Détecteur


Le détecteur est celui ou ceux qui a la capacité de détecter. Ce verbe, pour sa part, renvoie à l’avertissement de quelque chose qui, pour diverses raisons, n’était pas évident.

L’utilisation la plus fréquente de cette notion est associée à certaines machines qui peuvent capter un phénomène, généralement dangereux. De cette façon, lorsque le détecteur découvre ce qui lui a été indiqué pour détecter dans sa programmation, il émet une sorte d’alerte ou de signal, donnant avis de la détection. Un exemple de détecteur de fumée est le détecteur de fumée, qui détecte la présence de fumée dans un environnement.

Comme la fumée est un signe d’un incendie possible, ces détecteurs servent de mécanisme de sécurité: ils détectent la fumée, émettent un signal sonore (alarme) et informent les gens qu’un environnement peut être en feu.

Le détecteur de métaux, quant à lui, est orienté pour détecter les pièces métalliques. Cela vous permet de découvrir des armes que certains sujets peuvent cacher dans leurs vêtements ou leurs bagages. Ces détecteurs sont toutefois également utilisés dans les mines et l’archéologie pour la recherche de certains matériaux ou objets.

Des détecteurs de faux billets analysent la composition de la monnaie pour confirmer son authenticité. Ces dispositifs combinent souvent des outils infrarouges et magnétiques pour avertir si un billet de banque possède tous les mécanismes de sécurité officiels ou s’il est contrefait.

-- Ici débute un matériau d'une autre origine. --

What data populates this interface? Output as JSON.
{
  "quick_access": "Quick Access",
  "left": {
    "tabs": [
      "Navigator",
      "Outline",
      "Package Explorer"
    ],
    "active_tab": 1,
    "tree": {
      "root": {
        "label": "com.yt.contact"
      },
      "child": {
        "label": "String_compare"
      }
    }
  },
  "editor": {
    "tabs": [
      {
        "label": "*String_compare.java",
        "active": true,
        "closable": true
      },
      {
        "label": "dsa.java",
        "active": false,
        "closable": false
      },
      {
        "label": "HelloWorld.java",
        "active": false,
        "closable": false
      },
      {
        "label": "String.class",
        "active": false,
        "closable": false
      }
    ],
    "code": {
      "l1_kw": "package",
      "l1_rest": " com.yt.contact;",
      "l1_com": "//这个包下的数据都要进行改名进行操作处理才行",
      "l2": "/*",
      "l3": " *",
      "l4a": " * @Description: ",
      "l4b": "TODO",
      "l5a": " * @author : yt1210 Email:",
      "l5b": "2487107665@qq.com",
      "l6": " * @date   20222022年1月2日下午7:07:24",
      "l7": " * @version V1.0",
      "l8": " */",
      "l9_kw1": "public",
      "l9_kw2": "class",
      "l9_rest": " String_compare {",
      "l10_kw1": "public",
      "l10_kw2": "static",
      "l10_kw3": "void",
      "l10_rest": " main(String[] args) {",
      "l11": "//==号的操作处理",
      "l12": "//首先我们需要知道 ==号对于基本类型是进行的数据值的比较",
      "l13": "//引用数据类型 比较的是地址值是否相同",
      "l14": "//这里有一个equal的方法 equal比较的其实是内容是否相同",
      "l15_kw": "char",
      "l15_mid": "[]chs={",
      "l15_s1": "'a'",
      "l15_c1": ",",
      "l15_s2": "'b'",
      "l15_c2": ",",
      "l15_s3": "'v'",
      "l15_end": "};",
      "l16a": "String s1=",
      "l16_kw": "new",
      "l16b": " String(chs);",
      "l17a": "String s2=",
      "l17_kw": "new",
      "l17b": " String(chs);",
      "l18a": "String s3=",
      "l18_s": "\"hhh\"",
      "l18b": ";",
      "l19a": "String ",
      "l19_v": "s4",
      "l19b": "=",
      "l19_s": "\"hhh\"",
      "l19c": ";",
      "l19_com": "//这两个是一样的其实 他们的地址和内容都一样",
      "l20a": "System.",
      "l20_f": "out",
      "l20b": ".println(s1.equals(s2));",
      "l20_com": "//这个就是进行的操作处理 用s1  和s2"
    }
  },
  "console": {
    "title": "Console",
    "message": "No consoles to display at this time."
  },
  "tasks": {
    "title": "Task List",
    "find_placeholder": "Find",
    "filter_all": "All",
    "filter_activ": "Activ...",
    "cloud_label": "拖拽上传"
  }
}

Le détecteur de mensonges, le détecteur de mouvement ou d’intrusion et le détecteur de gaz sont d’autres dispositifs qui ont pour but de détecter un certain phénomène. Le détecteur de mensonges est un instrument utilisé pour mesurer une série de réponses physiologiques et aider ses opérateurs à analyser le degré de véracité de la personne testée. Il tient habituellement compte des variations de la fréquence cardiaque, de la tension artérielle et du rythme respiratoire, ainsi que de la conductivité de la peau et de la réponse galvanique, qui surviennent lorsque les questions qui composent le questionnaire du test sont posées. L’histoire raconte que son inventeur était Leonarde Keeler, qui est tombé sur ce dispositif révolutionnaire en 1938, quand il a travaillé pour le département de police de Berkeley en Californie. Le premier détecteur de mensonges avait trois canaux et rendait les résultats des tests papier.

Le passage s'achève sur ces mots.